A partir desse momento você passa a receber inúmeras promoções sobre o mesmo produto ou produtos similares, com evidente direcionamento de propaganda que pode te levar a realizar a compra de algo que você não precisa, mas que se torna imperdível pelas condições de oferta que lhe são oferecidas.

As ofertas podem vir de lojas, marcas e empresas com as quais você jamais teve relação. Também já deve ter acontecido com você: sexta-feira à noite, perto da hora do jantar, você recebe mensagem de aplicativo de comida com desconto na pizzaria próxima de sua casa. Talvez você não fosse pedir pizza, mas naquele momento você estará suscetível a aceitar essa oferta. Coincidência? Não.

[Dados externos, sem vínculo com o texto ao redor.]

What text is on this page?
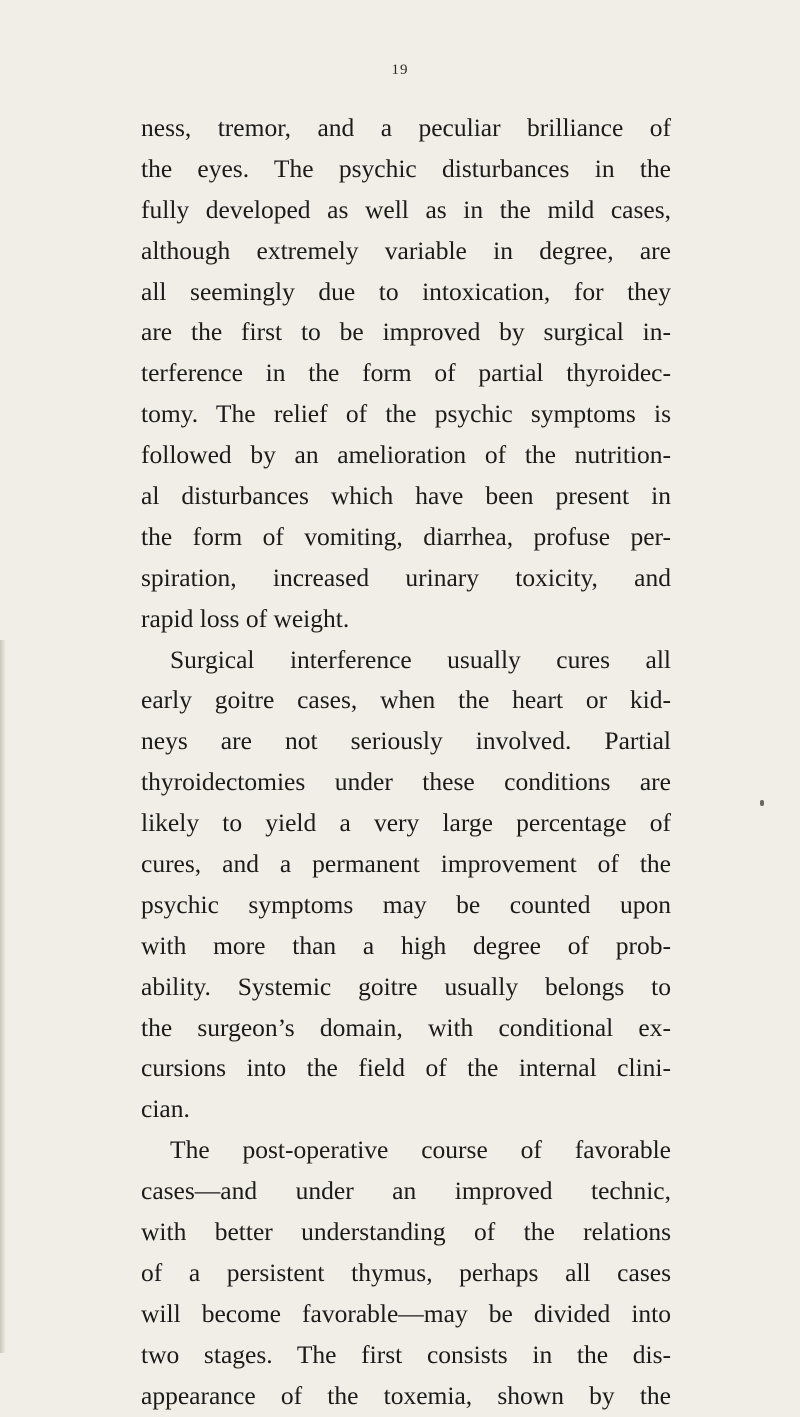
19
ness, tremor, and a peculiar brilliance of
the eyes. The psychic disturbances in the
fully developed as well as in the mild cases,
although extremely variable in degree, are
all seemingly due to intoxication, for they
are the first to be improved by surgical in-
terference in the form of partial thyroidec-
tomy. The relief of the psychic symptoms is
followed by an amelioration of the nutrition-
al disturbances which have been present in
the form of vomiting, diarrhea, profuse per-
spiration, increased urinary toxicity, and
rapid loss of weight.
Surgical interference usually cures all
early goitre cases, when the heart or kid-
neys are not seriously involved. Partial
thyroidectomies under these conditions are
likely to yield a very large percentage of
cures, and a permanent improvement of the
psychic symptoms may be counted upon
with more than a high degree of prob-
ability. Systemic goitre usually belongs to
the surgeon’s domain, with conditional ex-
cursions into the field of the internal clini-
cian.
The post-operative course of favorable
cases—and under an improved technic,
with better understanding of the relations
of a persistent thymus, perhaps all cases
will become favorable—may be divided into
two stages. The first consists in the dis-
appearance of the toxemia, shown by the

O aplicativo sabe seu endereço, armazena suas preferências, o horário em que você normalmente olha os cardápios, o tempo que fica em cada cardápio, as vezes que coloca algo no carrinho, o seu padrão financeiro com base nas suas compras anteriores, enfim, uma infinidade de informações indicativas de comportamentos — dados.

Tudo está armazenado, criando um perfil, que, dependendo do volume de informações, possibilita que a inteligência artificial trace seu padrão de consumo e passe a oferecer esta ou aquela promoção dependendo do dia ou horário mais propício ou que você estiver mais suscetível.

A questão não termina na oferta de bens e produtos. O armazenamento de dados pessoais e definição de perfis também serve a propósitos políticos e pode viabilizar a manipulação de eleições, plebiscitos e consultas públicas.

O escândalo da Cambridge Analytica é exemplo dessa manipulação de eleições por meio do big data. A empresa britânica combinou a mineração e análise de dados com comunicação estratégica para o processo eleitoral norte-americano, buscando influenciar o resultado de diversas eleições presidenciais estadunidenses por meio da violação de informações dos usuários, utilizando um aplicativo vinculado no Facebook de “teste psicológico”, que angariava informações como identidade, localização e gostos do usuário, tudo com seu consentimento aos Termos de Uso — que quase ninguém lê antes de aceitar.

Essa é a grande sacada do capitalismo de vigilância e que justifica a necessidade de se proteger os dados pessoais, que vêm sendo utilizados de forma indiscriminada, sem consentimento do titular, para influenciar e moldar comportamentos.

Você se sentiu controlado? Talvez manipulado? Para regulamentar o tratamento de dados e trazer alguma proteção, em 14 de agosto de 2018 entrou em vigor a Lei 13.709/18, mais conhecida como LGPD (Lei Geral de Proteção de Dados), que estabelece uma série de direitos aos titulares dos dados pessoais — eu e você.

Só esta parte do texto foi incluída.